Last year, Jim was named a distinguished alumnus of Calvin Theological Seminary. He couldn’t receive the award then because of the pandemic, but accepted the honor in person earlier this year.
Like many pastors in the CRC, Jim and members of his church had to be creative when COVID-19 showed up.
“We gather outside for drive-up services, in vehicles parked six feet apart,” Jim said, and also offer the service online.
The pandemic has been Jim’s greatest challenge since he came to Window Rock in 2016 after 17 years working for Christian Reformed Home Missions (now part of Resonate Global Mission). At CRHM he was the driving force behind the Red Mesa Indigenous Leadership Development Program, which cultivates Native pastors and leaders in Navajo and Zuni churches.

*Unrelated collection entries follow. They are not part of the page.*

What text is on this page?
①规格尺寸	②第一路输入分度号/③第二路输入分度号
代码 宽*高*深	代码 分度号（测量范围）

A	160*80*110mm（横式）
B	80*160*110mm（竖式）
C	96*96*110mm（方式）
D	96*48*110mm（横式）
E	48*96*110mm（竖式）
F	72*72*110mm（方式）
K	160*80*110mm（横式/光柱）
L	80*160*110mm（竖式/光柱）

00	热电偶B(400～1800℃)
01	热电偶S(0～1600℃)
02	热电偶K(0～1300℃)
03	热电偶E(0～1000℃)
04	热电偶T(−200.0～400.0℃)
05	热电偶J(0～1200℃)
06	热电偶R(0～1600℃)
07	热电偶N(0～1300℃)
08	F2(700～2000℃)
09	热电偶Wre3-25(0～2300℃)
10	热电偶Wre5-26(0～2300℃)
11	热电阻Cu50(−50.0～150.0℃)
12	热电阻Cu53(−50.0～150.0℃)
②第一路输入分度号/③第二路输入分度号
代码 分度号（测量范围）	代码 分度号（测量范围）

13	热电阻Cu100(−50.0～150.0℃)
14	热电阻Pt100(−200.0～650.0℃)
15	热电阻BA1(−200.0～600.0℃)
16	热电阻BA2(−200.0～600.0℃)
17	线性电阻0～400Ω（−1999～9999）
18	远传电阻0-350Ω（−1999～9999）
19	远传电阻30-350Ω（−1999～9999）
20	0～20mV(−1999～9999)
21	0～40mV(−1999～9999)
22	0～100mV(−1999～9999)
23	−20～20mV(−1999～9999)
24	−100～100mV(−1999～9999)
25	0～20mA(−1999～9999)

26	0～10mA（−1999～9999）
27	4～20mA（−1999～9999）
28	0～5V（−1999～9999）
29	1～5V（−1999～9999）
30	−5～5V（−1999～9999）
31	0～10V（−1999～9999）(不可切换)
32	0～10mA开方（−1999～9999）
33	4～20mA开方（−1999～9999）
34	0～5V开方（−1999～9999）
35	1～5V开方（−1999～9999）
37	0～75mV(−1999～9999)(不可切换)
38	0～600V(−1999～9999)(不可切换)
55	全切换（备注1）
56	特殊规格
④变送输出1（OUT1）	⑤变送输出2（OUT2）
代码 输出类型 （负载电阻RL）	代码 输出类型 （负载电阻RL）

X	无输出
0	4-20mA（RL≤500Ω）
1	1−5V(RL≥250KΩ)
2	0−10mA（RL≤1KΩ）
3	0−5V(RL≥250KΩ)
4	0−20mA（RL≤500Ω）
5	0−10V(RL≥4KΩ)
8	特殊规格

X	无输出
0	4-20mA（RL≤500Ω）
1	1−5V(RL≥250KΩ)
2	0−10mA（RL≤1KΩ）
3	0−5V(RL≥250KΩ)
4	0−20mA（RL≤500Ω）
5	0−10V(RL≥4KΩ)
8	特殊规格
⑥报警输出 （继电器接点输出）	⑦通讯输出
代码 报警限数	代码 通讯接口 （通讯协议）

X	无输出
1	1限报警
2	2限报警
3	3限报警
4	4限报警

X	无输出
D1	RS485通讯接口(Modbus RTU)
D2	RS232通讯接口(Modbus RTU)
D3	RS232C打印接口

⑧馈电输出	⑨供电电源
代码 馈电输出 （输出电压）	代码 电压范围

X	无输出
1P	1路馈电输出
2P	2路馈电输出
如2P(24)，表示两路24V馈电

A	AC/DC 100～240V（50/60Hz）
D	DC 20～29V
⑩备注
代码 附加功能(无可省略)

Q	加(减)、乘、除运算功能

He also helped move Native churches to self-sufficiency and phase out subsidies from Home Missions.
Then, Jim said, his calling was to return to pastoring a church.
“My passion was really being a pastor,” he said. “I wanted to get back to that.” Jim had served First Navajo CRC in Tohatchi, N. Mex., after his ordination in 1996.
Today it is clear that people are listening to and moved by his preaching in Navajo and English, whether online, in the parking lot, or now again in the church building.
“People are drawn to that,” Jim said. “The elderly are drawn to it, and the young people have learned some of the Navajo language that way. I often hear from them that the message is clearer to understand when you hear it in both languages.”
As he walks the streets of Window Rock, Jim talks with people experiencing poverty, drug addiction, or alcoholism.
“I have conversations with them, listen to them, get to know them, and some lives are changed,” Jim said. “People come to me, non-churchgoers, and they tell me, ‘You are our pastor.’ They come to me asking for prayers.”
His ministry is about building those relationships—a key element of Native American spirituality.
Unlike the dominant white culture, with its emphasis on results even in church, Native culture looks at creating and maintaining that circle of friendships.
“When Jesus ministered here,” Jim said, “his work was about building relationships. One of the things I think Western culture needs to learn is that it’s not so much about results. We as Christians should be more relational.”